First, LTE Advanced (LTE-A) is not a single technology. It's a mix of three different techniques to deliver not just superior bandwidth but better connections in general at cell edges.
Carrier Aggregation: What most of you care about is getting faster speeds. To do that, the main method that LTE-A uses is carrier aggregation. This employs the ancient technique, which I first used with phone modems back in the 1980s, of bonding the bandwidth of multiple connections into a single virtual connection.
LTE "component data carrying carriers," or bands, can have a bandwidth of 1.4, 3, 5, 10, 15 or 20 MHz. With LTE-A, up to five bands can be aggregated together for up to 100 MHz on a single connection. In practice, most LTE-A implementations can only combine three bands.
The best way to implement carrier aggregation is to use contiguous bands. But, you don't have to do it that way. You can combine bands even if they're not right next to each other.
MIMO: To make carrier aggregation work well you need Multiple Input Multiple Output technology (MIMO). MIMO is a tried-and-true technology that's been used since 802.11n showed up in Wi-Fi devices to increase bandwidth.

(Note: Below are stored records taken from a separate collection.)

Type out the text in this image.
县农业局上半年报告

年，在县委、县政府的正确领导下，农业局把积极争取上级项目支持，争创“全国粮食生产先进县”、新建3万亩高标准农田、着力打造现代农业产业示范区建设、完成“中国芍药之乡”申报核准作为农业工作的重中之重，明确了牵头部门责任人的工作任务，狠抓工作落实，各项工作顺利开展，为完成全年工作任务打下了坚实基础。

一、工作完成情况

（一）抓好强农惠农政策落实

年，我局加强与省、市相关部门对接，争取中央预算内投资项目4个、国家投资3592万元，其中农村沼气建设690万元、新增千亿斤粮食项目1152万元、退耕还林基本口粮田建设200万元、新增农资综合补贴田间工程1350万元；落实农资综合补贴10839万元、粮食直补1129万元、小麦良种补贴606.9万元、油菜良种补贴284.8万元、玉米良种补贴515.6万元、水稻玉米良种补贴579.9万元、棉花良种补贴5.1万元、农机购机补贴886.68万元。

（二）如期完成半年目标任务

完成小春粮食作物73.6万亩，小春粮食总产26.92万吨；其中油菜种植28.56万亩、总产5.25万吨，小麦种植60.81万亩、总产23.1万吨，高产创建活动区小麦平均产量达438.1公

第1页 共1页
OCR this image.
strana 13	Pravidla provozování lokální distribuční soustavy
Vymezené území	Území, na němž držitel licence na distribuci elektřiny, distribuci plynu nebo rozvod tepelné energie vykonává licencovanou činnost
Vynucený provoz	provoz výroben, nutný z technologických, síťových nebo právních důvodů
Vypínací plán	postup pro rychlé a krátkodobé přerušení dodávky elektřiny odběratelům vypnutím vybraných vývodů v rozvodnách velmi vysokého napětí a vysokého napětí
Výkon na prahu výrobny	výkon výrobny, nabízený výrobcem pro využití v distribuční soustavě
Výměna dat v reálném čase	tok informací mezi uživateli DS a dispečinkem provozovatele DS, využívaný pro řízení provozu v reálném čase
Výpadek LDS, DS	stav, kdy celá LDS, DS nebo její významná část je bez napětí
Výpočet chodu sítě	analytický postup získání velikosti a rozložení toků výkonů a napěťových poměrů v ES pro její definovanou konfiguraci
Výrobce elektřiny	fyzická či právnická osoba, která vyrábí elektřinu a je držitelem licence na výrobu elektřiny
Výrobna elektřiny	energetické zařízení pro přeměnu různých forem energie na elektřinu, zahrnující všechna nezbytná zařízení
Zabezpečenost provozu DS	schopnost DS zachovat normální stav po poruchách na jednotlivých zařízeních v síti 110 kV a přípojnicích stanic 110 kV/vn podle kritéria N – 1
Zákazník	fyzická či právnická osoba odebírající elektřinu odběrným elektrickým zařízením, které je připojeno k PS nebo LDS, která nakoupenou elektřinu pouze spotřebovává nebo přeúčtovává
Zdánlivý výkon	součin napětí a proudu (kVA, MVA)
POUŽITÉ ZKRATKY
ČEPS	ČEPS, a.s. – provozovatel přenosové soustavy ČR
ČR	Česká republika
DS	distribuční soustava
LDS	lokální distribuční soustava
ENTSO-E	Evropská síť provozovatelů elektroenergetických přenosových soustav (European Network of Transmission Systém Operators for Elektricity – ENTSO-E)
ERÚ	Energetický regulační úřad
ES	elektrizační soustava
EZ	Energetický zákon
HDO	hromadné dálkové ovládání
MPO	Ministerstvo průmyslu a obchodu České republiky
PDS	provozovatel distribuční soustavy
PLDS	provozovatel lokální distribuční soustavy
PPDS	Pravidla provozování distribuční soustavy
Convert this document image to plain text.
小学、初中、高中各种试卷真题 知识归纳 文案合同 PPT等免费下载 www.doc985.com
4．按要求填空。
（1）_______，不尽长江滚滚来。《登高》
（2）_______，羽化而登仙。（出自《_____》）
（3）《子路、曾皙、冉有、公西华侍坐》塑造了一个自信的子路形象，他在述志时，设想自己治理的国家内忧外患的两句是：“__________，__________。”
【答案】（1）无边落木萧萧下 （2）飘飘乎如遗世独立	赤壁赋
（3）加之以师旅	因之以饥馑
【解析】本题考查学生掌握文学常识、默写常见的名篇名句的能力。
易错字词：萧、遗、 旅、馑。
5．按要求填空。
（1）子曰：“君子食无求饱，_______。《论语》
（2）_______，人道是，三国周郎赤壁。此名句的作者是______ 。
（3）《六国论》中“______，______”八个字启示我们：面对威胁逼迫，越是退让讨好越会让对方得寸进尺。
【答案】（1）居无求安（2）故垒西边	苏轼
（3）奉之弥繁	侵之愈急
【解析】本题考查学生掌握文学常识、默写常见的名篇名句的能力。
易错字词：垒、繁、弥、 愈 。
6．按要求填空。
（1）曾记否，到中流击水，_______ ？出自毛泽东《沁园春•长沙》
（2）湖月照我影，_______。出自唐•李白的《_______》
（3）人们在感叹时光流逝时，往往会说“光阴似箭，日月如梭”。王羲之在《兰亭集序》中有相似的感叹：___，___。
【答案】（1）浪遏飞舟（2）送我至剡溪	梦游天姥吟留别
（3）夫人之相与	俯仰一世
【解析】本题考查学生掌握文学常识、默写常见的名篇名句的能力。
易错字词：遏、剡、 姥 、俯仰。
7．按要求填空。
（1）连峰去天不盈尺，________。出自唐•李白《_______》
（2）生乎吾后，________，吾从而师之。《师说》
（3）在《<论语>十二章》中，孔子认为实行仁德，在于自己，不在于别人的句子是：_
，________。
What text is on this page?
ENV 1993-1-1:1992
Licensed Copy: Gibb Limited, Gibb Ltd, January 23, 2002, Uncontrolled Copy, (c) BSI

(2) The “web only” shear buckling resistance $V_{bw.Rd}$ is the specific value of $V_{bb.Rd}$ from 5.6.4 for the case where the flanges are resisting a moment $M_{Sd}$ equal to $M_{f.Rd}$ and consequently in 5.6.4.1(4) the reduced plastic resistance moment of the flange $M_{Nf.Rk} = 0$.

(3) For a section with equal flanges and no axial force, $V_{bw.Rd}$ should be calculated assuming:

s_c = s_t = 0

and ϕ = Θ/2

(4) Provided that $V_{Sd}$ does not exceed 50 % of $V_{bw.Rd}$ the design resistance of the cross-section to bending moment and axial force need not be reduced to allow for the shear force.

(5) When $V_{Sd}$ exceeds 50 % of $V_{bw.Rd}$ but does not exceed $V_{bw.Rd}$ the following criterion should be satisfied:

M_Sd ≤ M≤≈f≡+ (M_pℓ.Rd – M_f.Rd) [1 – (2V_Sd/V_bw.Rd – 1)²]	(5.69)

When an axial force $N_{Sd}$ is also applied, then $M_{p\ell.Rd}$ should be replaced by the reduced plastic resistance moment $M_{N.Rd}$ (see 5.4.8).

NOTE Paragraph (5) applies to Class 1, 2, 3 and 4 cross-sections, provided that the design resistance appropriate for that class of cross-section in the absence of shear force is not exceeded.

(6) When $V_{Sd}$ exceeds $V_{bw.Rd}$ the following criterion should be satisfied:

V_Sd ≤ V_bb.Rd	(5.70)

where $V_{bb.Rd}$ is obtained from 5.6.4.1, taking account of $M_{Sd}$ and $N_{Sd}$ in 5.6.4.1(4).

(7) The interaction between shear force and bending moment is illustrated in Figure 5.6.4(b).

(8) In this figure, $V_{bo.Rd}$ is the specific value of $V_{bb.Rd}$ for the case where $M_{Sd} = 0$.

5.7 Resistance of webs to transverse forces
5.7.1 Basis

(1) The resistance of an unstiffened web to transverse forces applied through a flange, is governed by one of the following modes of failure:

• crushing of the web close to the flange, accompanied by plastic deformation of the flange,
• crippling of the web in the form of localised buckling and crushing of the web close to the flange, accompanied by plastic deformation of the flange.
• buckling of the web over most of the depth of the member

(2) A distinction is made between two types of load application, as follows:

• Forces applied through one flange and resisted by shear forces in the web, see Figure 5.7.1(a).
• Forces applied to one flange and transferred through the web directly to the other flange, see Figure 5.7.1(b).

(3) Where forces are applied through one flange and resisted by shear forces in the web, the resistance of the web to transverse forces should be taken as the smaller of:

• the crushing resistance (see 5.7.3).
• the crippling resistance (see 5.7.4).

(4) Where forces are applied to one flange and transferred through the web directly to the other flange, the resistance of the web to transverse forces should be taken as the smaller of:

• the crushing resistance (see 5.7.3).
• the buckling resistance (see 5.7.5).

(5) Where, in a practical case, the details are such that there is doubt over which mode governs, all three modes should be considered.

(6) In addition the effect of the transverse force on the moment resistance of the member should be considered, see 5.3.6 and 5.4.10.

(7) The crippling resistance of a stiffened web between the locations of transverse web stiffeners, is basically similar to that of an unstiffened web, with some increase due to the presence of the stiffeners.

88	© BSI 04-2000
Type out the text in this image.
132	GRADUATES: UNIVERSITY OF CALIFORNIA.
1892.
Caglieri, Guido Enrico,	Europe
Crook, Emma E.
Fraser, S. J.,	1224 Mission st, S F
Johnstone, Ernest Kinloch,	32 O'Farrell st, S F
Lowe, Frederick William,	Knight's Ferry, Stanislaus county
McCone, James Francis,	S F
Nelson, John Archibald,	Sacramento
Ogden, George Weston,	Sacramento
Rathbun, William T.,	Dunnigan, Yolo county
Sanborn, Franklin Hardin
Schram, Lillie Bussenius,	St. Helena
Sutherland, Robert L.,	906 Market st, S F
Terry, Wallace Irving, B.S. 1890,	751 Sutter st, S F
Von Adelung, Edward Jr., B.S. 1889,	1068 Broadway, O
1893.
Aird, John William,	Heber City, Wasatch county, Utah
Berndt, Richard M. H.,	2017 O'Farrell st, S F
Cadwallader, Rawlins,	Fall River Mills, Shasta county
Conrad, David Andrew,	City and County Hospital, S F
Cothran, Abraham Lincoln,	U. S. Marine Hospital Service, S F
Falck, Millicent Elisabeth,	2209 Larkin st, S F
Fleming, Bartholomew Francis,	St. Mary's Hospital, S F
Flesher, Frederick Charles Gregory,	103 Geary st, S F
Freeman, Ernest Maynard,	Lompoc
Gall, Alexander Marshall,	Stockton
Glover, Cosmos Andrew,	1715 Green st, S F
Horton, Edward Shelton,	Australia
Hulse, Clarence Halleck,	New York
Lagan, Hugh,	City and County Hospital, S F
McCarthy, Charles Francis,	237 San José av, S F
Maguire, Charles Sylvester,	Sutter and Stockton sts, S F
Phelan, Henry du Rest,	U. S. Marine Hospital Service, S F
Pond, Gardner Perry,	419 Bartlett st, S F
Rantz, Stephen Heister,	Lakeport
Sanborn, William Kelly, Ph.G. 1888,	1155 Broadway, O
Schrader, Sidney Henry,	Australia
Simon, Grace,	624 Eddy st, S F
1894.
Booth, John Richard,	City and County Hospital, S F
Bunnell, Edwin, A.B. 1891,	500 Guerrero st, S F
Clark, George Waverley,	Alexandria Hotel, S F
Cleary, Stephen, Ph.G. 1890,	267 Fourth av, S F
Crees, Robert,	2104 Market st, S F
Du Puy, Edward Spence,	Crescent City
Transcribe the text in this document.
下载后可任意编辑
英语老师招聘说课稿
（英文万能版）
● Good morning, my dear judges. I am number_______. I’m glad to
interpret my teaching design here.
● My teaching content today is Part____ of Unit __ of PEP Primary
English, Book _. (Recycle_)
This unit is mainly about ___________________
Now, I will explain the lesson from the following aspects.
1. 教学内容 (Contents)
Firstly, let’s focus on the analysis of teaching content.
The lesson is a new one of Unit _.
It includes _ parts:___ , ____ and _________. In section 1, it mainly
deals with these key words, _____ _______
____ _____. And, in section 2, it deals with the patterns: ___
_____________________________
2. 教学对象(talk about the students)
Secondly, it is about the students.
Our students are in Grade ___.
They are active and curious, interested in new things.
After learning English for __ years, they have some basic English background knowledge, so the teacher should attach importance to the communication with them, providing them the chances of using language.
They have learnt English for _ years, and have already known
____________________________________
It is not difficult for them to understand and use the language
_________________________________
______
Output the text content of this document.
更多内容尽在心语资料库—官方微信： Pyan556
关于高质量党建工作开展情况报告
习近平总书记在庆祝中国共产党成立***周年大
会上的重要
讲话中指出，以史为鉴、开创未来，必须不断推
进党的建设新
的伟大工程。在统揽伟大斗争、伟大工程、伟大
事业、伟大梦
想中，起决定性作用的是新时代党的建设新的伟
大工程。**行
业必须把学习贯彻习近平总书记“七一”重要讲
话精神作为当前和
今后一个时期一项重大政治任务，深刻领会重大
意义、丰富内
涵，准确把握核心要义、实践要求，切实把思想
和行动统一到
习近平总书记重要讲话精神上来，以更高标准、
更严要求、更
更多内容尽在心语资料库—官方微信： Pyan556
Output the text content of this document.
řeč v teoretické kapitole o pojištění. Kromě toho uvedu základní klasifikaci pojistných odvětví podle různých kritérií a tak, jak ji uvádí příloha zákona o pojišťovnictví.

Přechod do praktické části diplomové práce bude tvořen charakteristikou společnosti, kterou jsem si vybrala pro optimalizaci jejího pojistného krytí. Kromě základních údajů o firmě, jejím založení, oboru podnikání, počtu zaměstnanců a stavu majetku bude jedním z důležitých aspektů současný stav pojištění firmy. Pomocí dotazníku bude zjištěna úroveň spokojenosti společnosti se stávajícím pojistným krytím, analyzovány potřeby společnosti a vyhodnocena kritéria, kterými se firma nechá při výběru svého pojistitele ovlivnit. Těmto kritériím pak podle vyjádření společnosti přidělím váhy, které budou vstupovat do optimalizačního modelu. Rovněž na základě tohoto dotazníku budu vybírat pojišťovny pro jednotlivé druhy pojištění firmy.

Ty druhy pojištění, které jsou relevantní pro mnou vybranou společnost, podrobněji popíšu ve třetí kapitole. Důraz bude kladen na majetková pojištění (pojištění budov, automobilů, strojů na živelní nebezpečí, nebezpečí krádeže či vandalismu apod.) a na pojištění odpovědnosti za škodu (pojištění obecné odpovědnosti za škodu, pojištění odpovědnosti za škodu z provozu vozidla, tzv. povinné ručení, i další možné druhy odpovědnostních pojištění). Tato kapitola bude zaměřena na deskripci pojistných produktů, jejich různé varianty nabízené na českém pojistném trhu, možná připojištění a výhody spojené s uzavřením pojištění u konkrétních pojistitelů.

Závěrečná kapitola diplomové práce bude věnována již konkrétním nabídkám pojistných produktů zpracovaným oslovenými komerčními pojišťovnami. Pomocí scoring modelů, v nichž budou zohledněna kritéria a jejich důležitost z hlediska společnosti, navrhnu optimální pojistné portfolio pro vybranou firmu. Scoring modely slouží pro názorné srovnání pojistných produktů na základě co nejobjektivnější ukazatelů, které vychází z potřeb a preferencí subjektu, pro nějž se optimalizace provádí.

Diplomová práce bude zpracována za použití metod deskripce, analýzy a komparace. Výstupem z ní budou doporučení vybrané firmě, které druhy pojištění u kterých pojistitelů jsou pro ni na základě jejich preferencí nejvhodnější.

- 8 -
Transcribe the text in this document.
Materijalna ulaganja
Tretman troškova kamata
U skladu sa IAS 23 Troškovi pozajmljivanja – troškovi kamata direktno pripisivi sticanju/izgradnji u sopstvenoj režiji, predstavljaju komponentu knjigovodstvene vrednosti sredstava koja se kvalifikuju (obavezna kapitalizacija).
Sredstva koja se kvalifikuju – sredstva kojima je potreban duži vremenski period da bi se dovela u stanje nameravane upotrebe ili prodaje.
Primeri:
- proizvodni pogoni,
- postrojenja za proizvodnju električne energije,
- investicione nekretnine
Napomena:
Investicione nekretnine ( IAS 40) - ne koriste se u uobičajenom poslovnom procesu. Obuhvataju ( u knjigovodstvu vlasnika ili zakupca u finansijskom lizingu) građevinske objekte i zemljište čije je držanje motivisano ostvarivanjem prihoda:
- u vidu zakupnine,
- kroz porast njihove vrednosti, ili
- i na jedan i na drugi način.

MIMO works by taking one of radio communication's oldest problems, multipath, and turning it into a solution. Multipath is what happens when signals bounce off objects or structures and take multiple paths to the receiver. If you listen to your car radio, you run into the multipath problem every day. For example, if your favorite radio station fades out every day in a certain location, you're hearing an example of what's called multipath fading or Rayleigh fading.
What's happening is that your antenna is receiving both the transmitter's main signal and its reflections. When these signals arrive out of phase with each other, they cancel each other, and your morning traffic report fades out. But, it was discovered back in the 1990s that you could use these reflections as a separate channel.
Today, in LTE-A, the overall bandwidth is increased by bonding the data streams from two or more antennas. When we said "antenna" in this context, I'm not talking about visible antennae on your phone. These antennae can be so small that they fit on a chip.
Together, MIMO and carrier aggregation combine to send and receive data in parallel streams. This is much faster than earlier techniques.
Relay Nodes: These are low power base stations that will provide enhanced coverage and capacity at cell edges. They also make MIMO and carrier aggregation more efficient. Typically these will be upgraded microcells and picotells. Even femocells, with their radius of ten-meters, will be included.
Eventually, these will be used as part of Coordinated Multi Point operation (CoMP). The idea here is to enable your device to use multiple cell sites at once. This is very much a work in progress and I don't expect to see it in the field this decade.
When can you expect for LTE Advanced to be working on your smartphone? It will be a while.
The good news is LTE-A is both backward- and forward-compatible. Your current 4G phone will work with LTE-A network. To use it you'll need an LTE-A compatible smartphone or device. Fortunately, these have started shipping. For example, Apple's iPhone 6s and Samsung's Galaxy 7 and 7 Edge both support LTE-A.
The bad news is that while all the major carriers have said they'll support LTE-A, they're doing it slowly and piecemeal. My own carrier, Verizon, is calling LTE-A "5G", and releasing it this year in only a handful of test sites.
In addition, LTE-A can only deliver network speeds as fast as the backbone can deliver it to the cell towers. Outside of a test environment, I don't think I'll be seeing Gigabit to my smartphone this decade. What I do expect is 150 Mbps to my device.
My bet is we won't see even 150 Mbps real world LTE-A widely available until 2017 at the earliest. Still, once it's here, I expect at least 10 times the speed I currently get on my Galaxy S7. I don't know about you, but that sounds good to me.